Smith walked off the court at the Bradley Center in Milwaukee a picture of absolute dejection after he had scored a mere 2 points in 22 foul-plagued minutes.
But this?
"This is a feeling that's even worse," said Smith, whose game-high 26 points (on 10-for-13 shooting from the field, including a one-handed runner with 1.3 seconds left for his first 3-pointer of the season) went for naught in BC's 60-58 Atlantic Coast Conference loss to the Yellow Jackets yesterday before an Alexander Memorial Coliseum sellout crowd of 9,191.
"You try to do everything you can and, obviously, you come up with a loss," Smith said after the 11th-ranked Eagles dropped to 11-3 overall and 0-2 in ACC play. BC lost its first conference game at Maryland, 73-71, Dec. 11.
"I feel bad. I kind of fault myself down the stretch. Obviously, I had a chance to put us up."
Smith, who scored BC's last 10 points of the game, was referring to the opportunity he had to give his team the lead when he stepped to the foul line (where the Eagles converted 10 of 19 overall) with the Eagles trailing, 55-54, with 55.5 seconds left.
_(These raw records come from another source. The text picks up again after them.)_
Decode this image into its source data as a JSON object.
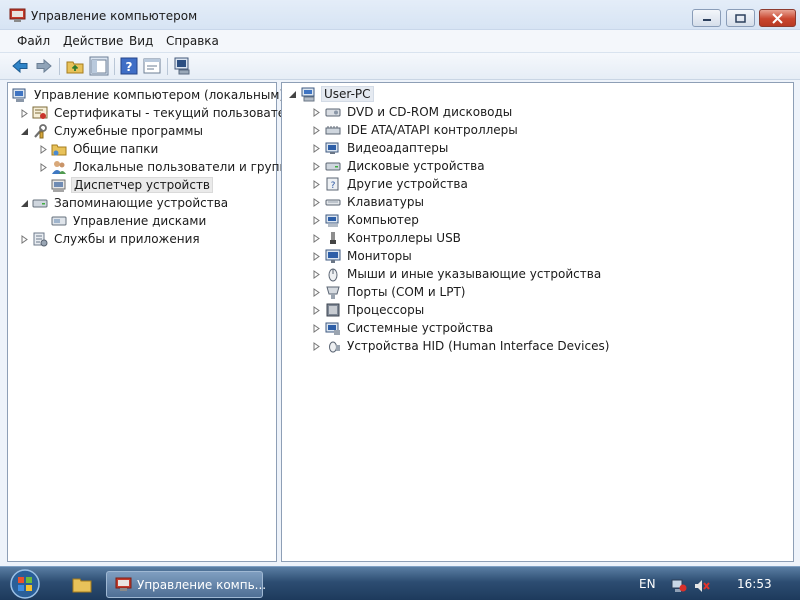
{
  "window": {
    "title": "Управление компьютером"
  },
  "menu": [
    "Файл",
    "Действие",
    "Вид",
    "Справка"
  ],
  "toolbar": {
    "buttons": [
      "back-arrow-icon",
      "forward-arrow-icon",
      "up-folder-icon",
      "show-tree-icon",
      "help-icon",
      "properties-icon",
      "scan-hardware-icon"
    ]
  },
  "left_tree": {
    "root": "Управление компьютером (локальным)",
    "items": [
      {
        "label": "Сертификаты - текущий пользователь",
        "icon": "certificate-icon"
      },
      {
        "label": "Служебные программы",
        "icon": "tools-icon"
      },
      {
        "label": "Общие папки",
        "icon": "shared-folder-icon"
      },
      {
        "label": "Локальные пользователи и группы",
        "icon": "users-icon"
      },
      {
        "label": "Диспетчер устройств",
        "icon": "device-manager-icon"
      },
      {
        "label": "Запоминающие устройства",
        "icon": "storage-icon"
      },
      {
        "label": "Управление дисками",
        "icon": "disk-management-icon"
      },
      {
        "label": "Службы и приложения",
        "icon": "services-icon"
      }
    ]
  },
  "right_tree": {
    "root": "User-PC",
    "devices": [
      "DVD и CD-ROM дисководы",
      "IDE ATA/ATAPI контроллеры",
      "Видеоадаптеры",
      "Дисковые устройства",
      "Другие устройства",
      "Клавиатуры",
      "Компьютер",
      "Контроллеры USB",
      "Мониторы",
      "Мыши и иные указывающие устройства",
      "Порты (COM и LPT)",
      "Процессоры",
      "Системные устройства",
      "Устройства HID (Human Interface Devices)"
    ]
  },
  "taskbar": {
    "active_app": "Управление компь...",
    "language": "EN",
    "clock": "16:53"
  }
}
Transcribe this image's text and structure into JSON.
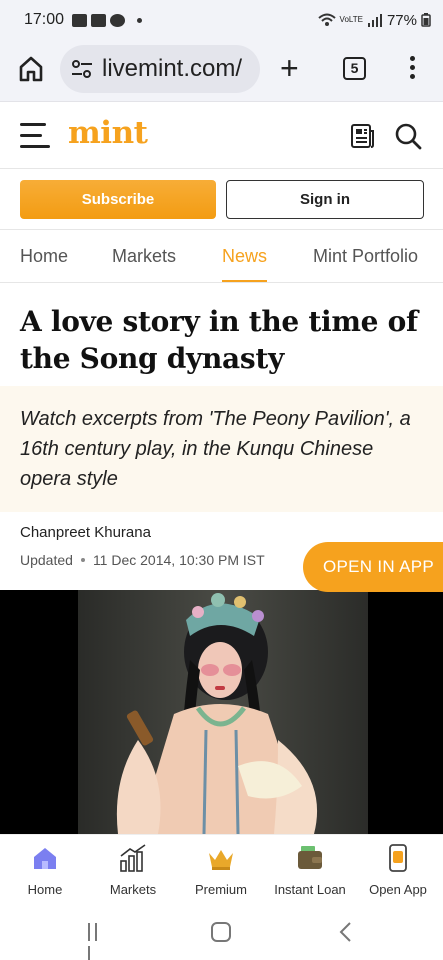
{
  "status_bar": {
    "time": "17:00",
    "network": "VoLTE",
    "battery": "77%"
  },
  "browser": {
    "url": "livemint.com/",
    "tab_count": "5"
  },
  "site": {
    "logo": "mint"
  },
  "auth": {
    "subscribe_label": "Subscribe",
    "signin_label": "Sign in"
  },
  "nav_tabs": [
    {
      "label": "Home"
    },
    {
      "label": "Markets"
    },
    {
      "label": "News",
      "active": true
    },
    {
      "label": "Mint Portfolio"
    }
  ],
  "article": {
    "headline": "A love story in the time of the Song dynasty",
    "summary": "Watch excerpts from 'The Peony Pavilion', a 16th century play, in the Kunqu Chinese opera style",
    "author": "Chanpreet Khurana",
    "updated_label": "Updated",
    "updated_time": "11 Dec 2014, 10:30 PM IST",
    "open_in_app_label": "OPEN IN APP"
  },
  "app_nav": [
    {
      "label": "Home",
      "icon": "home-icon"
    },
    {
      "label": "Markets",
      "icon": "markets-chart-icon"
    },
    {
      "label": "Premium",
      "icon": "crown-icon"
    },
    {
      "label": "Instant Loan",
      "icon": "wallet-icon"
    },
    {
      "label": "Open App",
      "icon": "phone-app-icon"
    }
  ],
  "colors": {
    "accent": "#f6a21e",
    "summary_bg": "#fdf8ee",
    "home_icon": "#7b7ff0"
  }
}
Smith clanged his first offering, blowing BC's chance to take control of the lead, but made his second to preserve a tie.
But Georgia Tech wrested it away when Anthony Morrow (15 points) drove baseline, pulled up after getting hemmed in by several BC defenders, and kicked it out to the perimeter where Zam Fredrick (7 points) knocked down a clutch trey that made it 58-55 with 33.5 seconds left.
After Louis Hinnant saved the Eagles from coming up empty on a loose-ball scrum by calling timeout with 12.8 seconds left as Smith battled on the floor for possession, Jared Dudley (14 points, 7 rebounds) inbounded the ball, putting it in the hands of freshman guard Tyrese Rice (10 points), who hesitated for a second on a contested 3-point shot from the corner that missed its mark and fell into the waiting hands of Georgia Tech's Jeremis Smith (16 points, 9 rebounds).
"Georgia Tech did a good job of taking it to us physically, particularly the first 20 minutes," said BC coach Al Skinner, whose team trailed at intermission, 29-26, after the Eagles hit just 10 of 19 field goals (1 of 9 from the 3-point arc) and were outrebounded, 18-9 (33-23 overall). "We didn't respond particularly well, I didn't think.
"In the second half, I thought we did a better job with that. [Georgia Tech] worked their tails off, they rebounded the crap out of the basketball, and they hustled and I thought they played a great ball game."
This from a Georgia Tech team projected to finish ninth (of 12 teams) in the ACC's preseason media poll and had barely a recognizable name or face (with the notable exception of coach Paul Hewitt) from the squad that got past BC two years ago in the NCAA tourney and advanced to the Final Four in San Antonio.
"This certainly is an important win," Hewitt said after his team improved to 8-4 (2-0 ACC). "Any time you have a home game in the ACC, you almost have to win."
"Starting off with two games on the road in the ACC, that's how it is," Dudley said. "Two heartbreakers, two losses, but no one is going to feel sorry for us. This is how you've got to do it; you've got to be able to bounce back and respond to the challenge.